I asked this list on Saturday about deletable primes. Thanks to everyone who replied. But no one answered my specific question about the largest known deletable prime, so I'm adding these two sequences to the OEIS. Maybe someone would like to extend them! (I will also update them with references to various links that people sent me.) Neil

A096243 shows that (number of deletable primes with d+1 digits)/(number of deletable primes with d digits) grows fairly steadily with increasing d. It is not unreasonable to conjecture that this value approaches 10, just as does (number of primes with d+1 digits)/(number of primes with d digits).
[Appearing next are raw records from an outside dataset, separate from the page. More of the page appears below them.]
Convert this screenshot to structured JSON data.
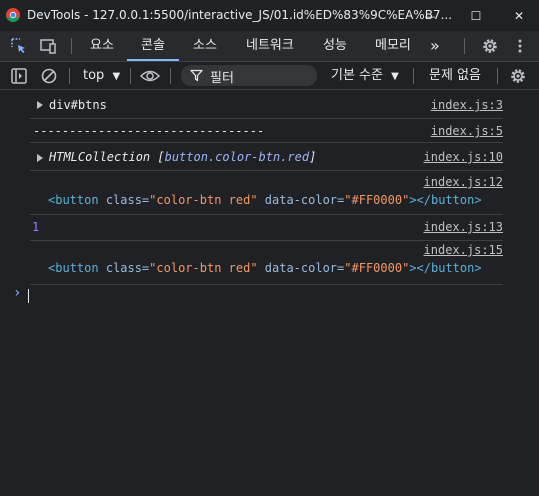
{
  "window": {
    "title": "DevTools - 127.0.0.1:5500/interactive_JS/01.id%ED%83%9C%EA%B7...",
    "minimize_glyph": "—",
    "maximize_glyph": "☐",
    "close_glyph": "✕"
  },
  "tabs": [
    {
      "label": "요소",
      "active": false
    },
    {
      "label": "콘솔",
      "active": true
    },
    {
      "label": "소스",
      "active": false
    },
    {
      "label": "네트워크",
      "active": false
    },
    {
      "label": "성능",
      "active": false
    },
    {
      "label": "메모리",
      "active": false
    }
  ],
  "tabs_more_glyph": "»",
  "toolbar": {
    "context": "top",
    "filter_placeholder": "필터",
    "levels": "기본 수준",
    "issues": "문제 없음"
  },
  "console": {
    "messages": [
      {
        "type": "object",
        "text": "div#btns",
        "source": "index.js:3"
      },
      {
        "type": "log",
        "text": "--------------------------------",
        "source": "index.js:5"
      },
      {
        "type": "collection",
        "prefix": "HTMLCollection [",
        "inner": "button.color-btn.red",
        "suffix": "]",
        "source": "index.js:10"
      },
      {
        "type": "element",
        "open_tag": "<button",
        "attr1": "class=",
        "val1": "\"color-btn red\"",
        "attr2": "data-color=",
        "val2": "\"#FF0000\"",
        "close_tag": "></button>",
        "source": "index.js:12"
      },
      {
        "type": "number",
        "text": "1",
        "source": "index.js:13"
      },
      {
        "type": "element",
        "open_tag": "<button",
        "attr1": "class=",
        "val1": "\"color-btn red\"",
        "attr2": "data-color=",
        "val2": "\"#FF0000\"",
        "close_tag": "></button>",
        "source": "index.js:15"
      }
    ],
    "prompt_glyph": "›"
  },
  "colors": {
    "background": "#202124",
    "accent": "#8ab4f8",
    "text": "#e8eaed"
  }
}
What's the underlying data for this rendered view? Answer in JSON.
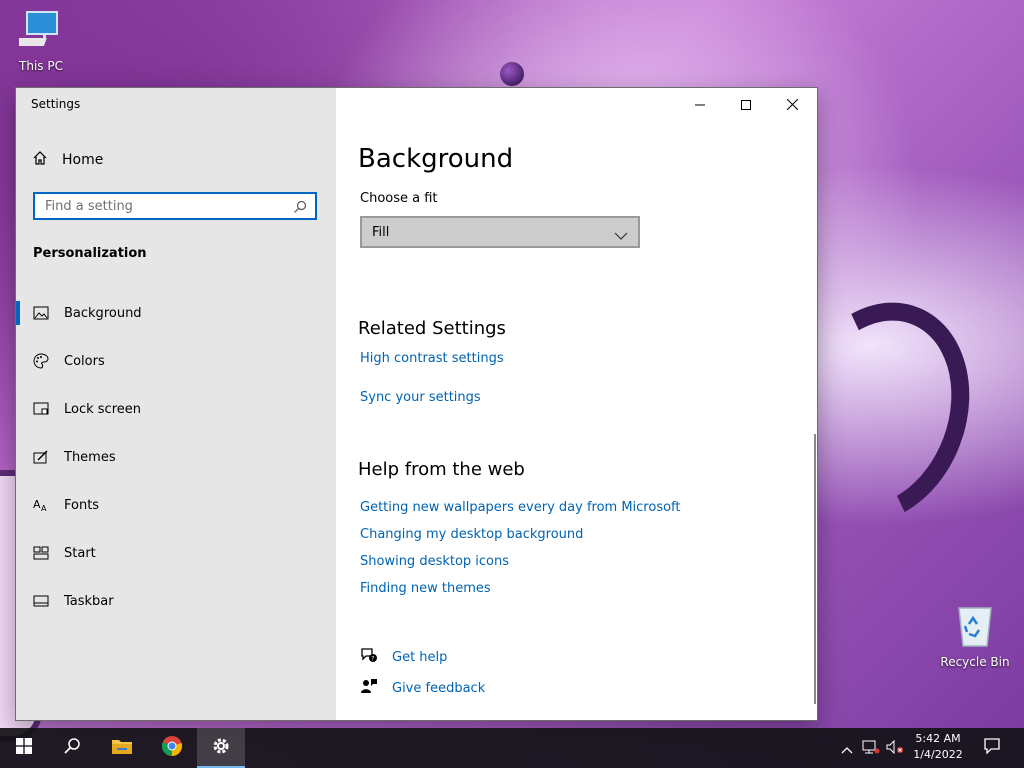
{
  "desktop": {
    "icons": [
      {
        "label": "This PC",
        "icon": "computer-icon"
      },
      {
        "label": "Recycle Bin",
        "icon": "recycle-bin-icon"
      }
    ]
  },
  "window": {
    "title": "Settings",
    "controls": {
      "minimize": "minimize-icon",
      "maximize": "maximize-icon",
      "close": "close-icon"
    }
  },
  "sidebar": {
    "home_label": "Home",
    "search_placeholder": "Find a setting",
    "section_title": "Personalization",
    "items": [
      {
        "label": "Background",
        "icon": "background-icon",
        "active": true
      },
      {
        "label": "Colors",
        "icon": "palette-icon",
        "active": false
      },
      {
        "label": "Lock screen",
        "icon": "lock-screen-icon",
        "active": false
      },
      {
        "label": "Themes",
        "icon": "themes-icon",
        "active": false
      },
      {
        "label": "Fonts",
        "icon": "fonts-icon",
        "active": false
      },
      {
        "label": "Start",
        "icon": "start-icon",
        "active": false
      },
      {
        "label": "Taskbar",
        "icon": "taskbar-icon",
        "active": false
      }
    ]
  },
  "main": {
    "page_title": "Background",
    "fit_label": "Choose a fit",
    "fit_value": "Fill",
    "related_title": "Related Settings",
    "related_links": [
      "High contrast settings",
      "Sync your settings"
    ],
    "help_title": "Help from the web",
    "help_links": [
      "Getting new wallpapers every day from Microsoft",
      "Changing my desktop background",
      "Showing desktop icons",
      "Finding new themes"
    ],
    "get_help": "Get help",
    "give_feedback": "Give feedback"
  },
  "taskbar": {
    "time": "5:42 AM",
    "date": "1/4/2022",
    "pinned": [
      "start-icon",
      "search-icon",
      "file-explorer-icon",
      "chrome-icon",
      "settings-gear-icon"
    ],
    "accent": "#76b9ed"
  }
}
In other words, I think it is reasonable to conjecture that the deletable primes are infinite in number. I imagine that a statistical case could be made that most primes are insertable, that is, some digit can be inserted to produce a larger prime. At any rate, I was only able to find 61 non-insertable primes <= 10^8. This means that large deletable primes should be fairly easy to generate, as Phil Carmody demonstrated by generating a (probable?) 68-digit deletable prime in less than a second of computer time. I believe the answer to your specific question about the largest known deleteable prime was the 300-digit prime given at http://primes.utm.edu/curios/page.php?number_id=561&submitter=Jobling I don't know if this number has been proved to be a deleteable prime, but I doubt anyone has bothered to try to find a larger deletable prime. I think the main impediment to finding such primes would be the primality testing.